È significativo che sia la Slovenia a presiedere l'unione
Europea nel periodo in cui occorrerà discutere dell'indipendenza
del Kosovo, poiché risulta del tutto logico e coerente che sia
la presidenza di uno Stato- fantoccio ad occuparsi della nascita di un
altro Stato-fantoccio.
Per la precisione, la Slovenia possiede almeno una sua base etnica e
linguistica per fare da pezza d'appoggio alla sua cosiddetta
indipendenza, mentre il Kosovo nasce in tutto e per tutto come una
creatura artificiale della NATO. Il Kosovo è infatti un
territorio tradizionale della Serbia che nel 1999 è stato
strappato dalla NATO ai suoi originari abitanti in nome di una
minoranza di immigrati che peraltro non è mai stata interpellata
in quanto tale, ma solo tramite una rappresentanza composta da
criminali comuni, a sua volta organizzata dalla stessa NATO. Dal punto
di vista etnico, l'attuale Kosovo si configura dunque come un inutile
doppione dell'Albania, cosa che ridicolizza le posizioni di coloro che
quindici anni fa parlarono di "risveglio etnico" a proposito della
destabilizzazione della Jugoslavia; una destabilizzazione operata in
realtà dal colonialismo della Germania e poi, soprattutto,
degli Stati Uniti.
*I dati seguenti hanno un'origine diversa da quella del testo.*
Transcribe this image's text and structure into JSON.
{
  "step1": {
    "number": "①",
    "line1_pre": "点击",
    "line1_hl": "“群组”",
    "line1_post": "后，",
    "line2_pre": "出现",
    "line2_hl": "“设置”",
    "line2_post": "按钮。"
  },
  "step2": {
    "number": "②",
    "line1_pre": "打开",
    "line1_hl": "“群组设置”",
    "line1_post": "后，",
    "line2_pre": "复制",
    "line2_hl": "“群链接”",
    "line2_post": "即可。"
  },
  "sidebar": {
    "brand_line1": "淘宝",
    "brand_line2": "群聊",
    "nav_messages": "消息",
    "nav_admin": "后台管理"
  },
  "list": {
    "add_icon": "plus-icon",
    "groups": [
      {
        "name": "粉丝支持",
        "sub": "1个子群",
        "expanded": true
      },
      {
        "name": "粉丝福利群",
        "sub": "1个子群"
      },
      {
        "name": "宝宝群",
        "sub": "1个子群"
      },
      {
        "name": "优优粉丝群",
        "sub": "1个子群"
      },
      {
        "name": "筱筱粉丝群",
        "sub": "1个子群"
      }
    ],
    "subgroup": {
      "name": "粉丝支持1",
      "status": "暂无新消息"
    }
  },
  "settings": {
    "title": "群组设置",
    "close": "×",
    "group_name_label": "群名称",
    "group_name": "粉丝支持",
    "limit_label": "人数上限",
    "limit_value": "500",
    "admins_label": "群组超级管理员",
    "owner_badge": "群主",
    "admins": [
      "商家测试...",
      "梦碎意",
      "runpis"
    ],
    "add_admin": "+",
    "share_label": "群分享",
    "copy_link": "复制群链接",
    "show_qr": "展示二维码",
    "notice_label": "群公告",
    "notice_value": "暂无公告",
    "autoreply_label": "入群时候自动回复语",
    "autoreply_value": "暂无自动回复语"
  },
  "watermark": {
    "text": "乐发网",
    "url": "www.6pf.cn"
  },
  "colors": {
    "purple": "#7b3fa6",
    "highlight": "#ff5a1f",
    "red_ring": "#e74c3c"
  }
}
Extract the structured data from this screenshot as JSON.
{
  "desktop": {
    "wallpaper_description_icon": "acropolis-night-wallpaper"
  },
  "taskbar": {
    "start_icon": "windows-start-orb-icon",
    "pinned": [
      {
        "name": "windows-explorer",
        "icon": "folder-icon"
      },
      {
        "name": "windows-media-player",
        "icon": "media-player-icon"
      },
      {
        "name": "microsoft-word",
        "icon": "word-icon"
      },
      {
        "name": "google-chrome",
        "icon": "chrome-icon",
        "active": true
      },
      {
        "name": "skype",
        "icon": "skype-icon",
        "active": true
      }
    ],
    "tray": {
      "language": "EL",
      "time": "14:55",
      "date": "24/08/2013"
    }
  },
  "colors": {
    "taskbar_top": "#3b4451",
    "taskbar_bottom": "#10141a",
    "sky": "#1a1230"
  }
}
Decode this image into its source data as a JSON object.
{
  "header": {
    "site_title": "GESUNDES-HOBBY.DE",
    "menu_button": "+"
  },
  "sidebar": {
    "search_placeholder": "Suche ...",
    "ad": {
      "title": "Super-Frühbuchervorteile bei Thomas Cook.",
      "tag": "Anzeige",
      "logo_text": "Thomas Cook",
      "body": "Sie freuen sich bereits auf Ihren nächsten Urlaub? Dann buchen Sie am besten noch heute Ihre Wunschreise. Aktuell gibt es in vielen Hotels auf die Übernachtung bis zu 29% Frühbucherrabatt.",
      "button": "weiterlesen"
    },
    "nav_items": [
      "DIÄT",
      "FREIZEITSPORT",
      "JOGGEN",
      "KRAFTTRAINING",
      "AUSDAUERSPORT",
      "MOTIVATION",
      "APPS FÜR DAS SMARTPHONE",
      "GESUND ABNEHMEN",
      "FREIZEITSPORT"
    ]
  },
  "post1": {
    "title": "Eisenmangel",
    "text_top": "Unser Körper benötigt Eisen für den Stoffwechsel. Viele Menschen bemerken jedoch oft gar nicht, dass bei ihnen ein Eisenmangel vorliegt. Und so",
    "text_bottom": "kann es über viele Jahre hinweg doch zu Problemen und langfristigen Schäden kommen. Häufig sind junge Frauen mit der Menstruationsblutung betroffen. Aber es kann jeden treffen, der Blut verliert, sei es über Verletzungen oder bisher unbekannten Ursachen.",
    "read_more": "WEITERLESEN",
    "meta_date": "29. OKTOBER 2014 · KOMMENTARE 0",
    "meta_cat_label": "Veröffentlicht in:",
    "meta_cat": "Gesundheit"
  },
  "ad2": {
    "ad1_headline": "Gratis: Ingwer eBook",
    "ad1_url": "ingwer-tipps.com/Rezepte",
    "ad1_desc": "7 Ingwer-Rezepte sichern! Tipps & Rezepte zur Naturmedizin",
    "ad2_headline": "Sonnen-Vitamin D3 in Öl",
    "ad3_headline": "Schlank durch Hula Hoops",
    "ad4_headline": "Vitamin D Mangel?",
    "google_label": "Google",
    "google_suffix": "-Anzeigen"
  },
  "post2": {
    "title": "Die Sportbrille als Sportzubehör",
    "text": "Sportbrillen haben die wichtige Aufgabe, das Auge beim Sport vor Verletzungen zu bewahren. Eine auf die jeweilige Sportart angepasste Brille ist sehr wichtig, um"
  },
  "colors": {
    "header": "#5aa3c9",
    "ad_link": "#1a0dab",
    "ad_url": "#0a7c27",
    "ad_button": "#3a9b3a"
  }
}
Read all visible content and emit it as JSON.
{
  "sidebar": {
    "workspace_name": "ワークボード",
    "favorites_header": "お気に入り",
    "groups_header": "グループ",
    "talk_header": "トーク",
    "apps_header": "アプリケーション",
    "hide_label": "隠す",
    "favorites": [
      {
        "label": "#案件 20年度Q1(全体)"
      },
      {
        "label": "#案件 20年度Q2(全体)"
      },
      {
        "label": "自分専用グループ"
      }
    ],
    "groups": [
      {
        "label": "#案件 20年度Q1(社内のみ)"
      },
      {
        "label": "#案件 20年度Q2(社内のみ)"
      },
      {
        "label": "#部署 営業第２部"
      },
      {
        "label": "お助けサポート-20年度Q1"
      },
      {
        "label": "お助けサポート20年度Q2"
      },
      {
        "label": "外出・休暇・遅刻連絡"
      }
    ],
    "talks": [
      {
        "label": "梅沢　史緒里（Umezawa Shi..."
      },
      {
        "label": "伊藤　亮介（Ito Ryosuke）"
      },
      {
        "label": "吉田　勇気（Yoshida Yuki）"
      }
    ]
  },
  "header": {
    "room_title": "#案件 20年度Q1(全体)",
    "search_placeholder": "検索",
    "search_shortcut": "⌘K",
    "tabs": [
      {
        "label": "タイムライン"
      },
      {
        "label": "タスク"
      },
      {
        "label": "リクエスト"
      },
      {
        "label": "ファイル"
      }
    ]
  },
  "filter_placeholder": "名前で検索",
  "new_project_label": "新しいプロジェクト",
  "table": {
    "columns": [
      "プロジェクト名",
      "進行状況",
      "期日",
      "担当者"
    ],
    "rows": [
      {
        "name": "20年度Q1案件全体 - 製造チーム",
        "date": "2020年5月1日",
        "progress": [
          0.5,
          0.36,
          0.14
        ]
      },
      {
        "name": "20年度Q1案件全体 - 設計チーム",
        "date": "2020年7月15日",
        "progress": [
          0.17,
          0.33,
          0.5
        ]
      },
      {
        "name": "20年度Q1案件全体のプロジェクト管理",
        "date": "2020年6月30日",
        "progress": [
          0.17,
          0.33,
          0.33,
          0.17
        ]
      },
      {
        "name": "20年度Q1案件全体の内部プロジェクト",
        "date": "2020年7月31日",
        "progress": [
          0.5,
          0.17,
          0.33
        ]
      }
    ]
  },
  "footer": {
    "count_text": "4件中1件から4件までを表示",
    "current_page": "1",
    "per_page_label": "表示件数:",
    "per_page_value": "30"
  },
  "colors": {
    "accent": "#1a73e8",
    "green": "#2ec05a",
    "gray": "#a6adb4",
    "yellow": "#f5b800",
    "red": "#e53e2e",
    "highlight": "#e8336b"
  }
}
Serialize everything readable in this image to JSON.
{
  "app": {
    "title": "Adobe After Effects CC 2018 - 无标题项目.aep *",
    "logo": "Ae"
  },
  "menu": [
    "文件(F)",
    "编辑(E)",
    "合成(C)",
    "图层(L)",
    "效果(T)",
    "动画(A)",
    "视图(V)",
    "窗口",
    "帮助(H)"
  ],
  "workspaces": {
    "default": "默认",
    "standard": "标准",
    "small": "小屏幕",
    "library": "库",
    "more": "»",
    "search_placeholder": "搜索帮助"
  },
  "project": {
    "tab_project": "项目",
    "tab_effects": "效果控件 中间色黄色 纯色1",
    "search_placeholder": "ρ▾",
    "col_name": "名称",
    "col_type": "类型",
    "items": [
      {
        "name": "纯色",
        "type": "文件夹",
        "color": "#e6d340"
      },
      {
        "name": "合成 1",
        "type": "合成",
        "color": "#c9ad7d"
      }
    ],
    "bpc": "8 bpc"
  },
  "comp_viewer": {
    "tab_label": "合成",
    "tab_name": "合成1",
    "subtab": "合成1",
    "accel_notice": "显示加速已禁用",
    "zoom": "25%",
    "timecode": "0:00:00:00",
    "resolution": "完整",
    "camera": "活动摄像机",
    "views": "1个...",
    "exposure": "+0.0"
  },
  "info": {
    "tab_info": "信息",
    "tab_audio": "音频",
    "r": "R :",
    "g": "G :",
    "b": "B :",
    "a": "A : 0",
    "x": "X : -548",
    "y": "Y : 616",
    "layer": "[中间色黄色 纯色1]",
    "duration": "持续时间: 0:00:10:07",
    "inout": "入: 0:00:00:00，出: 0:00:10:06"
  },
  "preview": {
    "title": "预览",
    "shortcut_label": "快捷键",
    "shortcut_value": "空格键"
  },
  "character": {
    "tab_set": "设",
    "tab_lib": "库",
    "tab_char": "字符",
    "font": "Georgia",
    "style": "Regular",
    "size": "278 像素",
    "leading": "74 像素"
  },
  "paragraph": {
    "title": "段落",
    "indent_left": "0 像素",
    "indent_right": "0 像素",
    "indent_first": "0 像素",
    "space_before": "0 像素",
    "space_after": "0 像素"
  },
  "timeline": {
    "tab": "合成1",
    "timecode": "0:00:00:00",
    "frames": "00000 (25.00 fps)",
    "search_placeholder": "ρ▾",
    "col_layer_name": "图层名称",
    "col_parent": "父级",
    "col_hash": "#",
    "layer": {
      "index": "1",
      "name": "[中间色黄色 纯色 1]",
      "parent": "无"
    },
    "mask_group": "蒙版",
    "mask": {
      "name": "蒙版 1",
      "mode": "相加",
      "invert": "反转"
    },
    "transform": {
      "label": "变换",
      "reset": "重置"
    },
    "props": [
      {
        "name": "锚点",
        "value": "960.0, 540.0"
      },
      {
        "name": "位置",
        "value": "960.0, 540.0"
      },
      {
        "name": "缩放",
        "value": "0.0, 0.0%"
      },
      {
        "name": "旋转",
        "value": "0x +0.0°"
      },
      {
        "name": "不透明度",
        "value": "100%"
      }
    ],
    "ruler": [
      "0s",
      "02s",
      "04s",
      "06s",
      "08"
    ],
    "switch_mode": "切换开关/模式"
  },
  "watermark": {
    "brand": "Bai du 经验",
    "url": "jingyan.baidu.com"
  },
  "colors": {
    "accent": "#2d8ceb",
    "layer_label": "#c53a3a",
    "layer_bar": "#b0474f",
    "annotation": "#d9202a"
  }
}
Il nuovo Kosovo sarà inoltre uno Stato a
maggioranza islamica, il che non preoccupa affatto la NATO, ciò
ad ulteriore dimostrazione della inconsistenza e pretestuosità
della propaganda sullo "scontro di civiltà" e sul "pericolo
islamico".
La pletora di staterelli-fantoccio nati dalla ex Jugoslavia - Slovenia,
Croazia, Bosnia, Montenegro, Macedonia, ora il Kosovo - non ha altra
risorsa economica che fare da base d'appoggio per le operazioni
illegali delle multinazionali, di cui la NATO non è solo il
braccio armato, ma anche una attiva e diretta centrale affaristica. Del
Kosovo si tende oggi a parlare il meno possibile, poiché la sua
stessa esistenza pone ormai domande e dubbi imbarazzanti che si
preferisce rimuovere.
Il problema è che quella che Bush chiamava con disprezzo la
"vecchia Europa", oggi deve confrontarsi con Stati nuovi membri
dell'Unione Europea che non sono dei semplici subordinati degli Stati
Uniti- come del resto è anche la "vecchia Europa" - ma delle
finzioni giuridiche che coprono veri e propri territori d'oltremare
degli USA, come Portorico.
Non si tratta solo dei Paesi della ex Jugoslavia, ma anche di Stati una
volta satelliti della Russia, come l'Ucraina, la Polonia, l'Ungheria,
ecc. È inevitabile che una tale situazione di accerchiamento da
parte degli Stati Uniti abbia anche riflessi interni per Paesi come la
Francia, la Germania o l'Italia, particolarmente per questi ultimi due,
che sono quelli che al loro interno hanno più basi NATO. L'unico
Paese che non ha basi americane sul suo territorio ed anche una
sufficiente potenza militare per opporsi, la Francia, ha espresso come
leadership il personaggio di Sarkozy, che sembra uscito da una farsa di
Georges Feydeau.
Mentre negli Stati Uniti si svolgono le cosiddette elezioni
primarie, in Europa molti commentatori sembrano in attesa di un
successore di Bush che possa mettere da parte gli aspetti più
aggressivi ed "unilaterali" della politica di quest'ultimo. In
realtà proprio la vicenda della Jugoslavia dimostra che
l'attuale politica di Bush non è altro che la continuazione di
quella di Clinton, che è stato colui che ha avviato una vera e
propria espugnazione militare del territorio europeo. C'è
un'oggettiva continuità fra Clinton e Bush, che tutte le
polemiche sul presunto "unilateralismo" di Bush non riescono a smentire.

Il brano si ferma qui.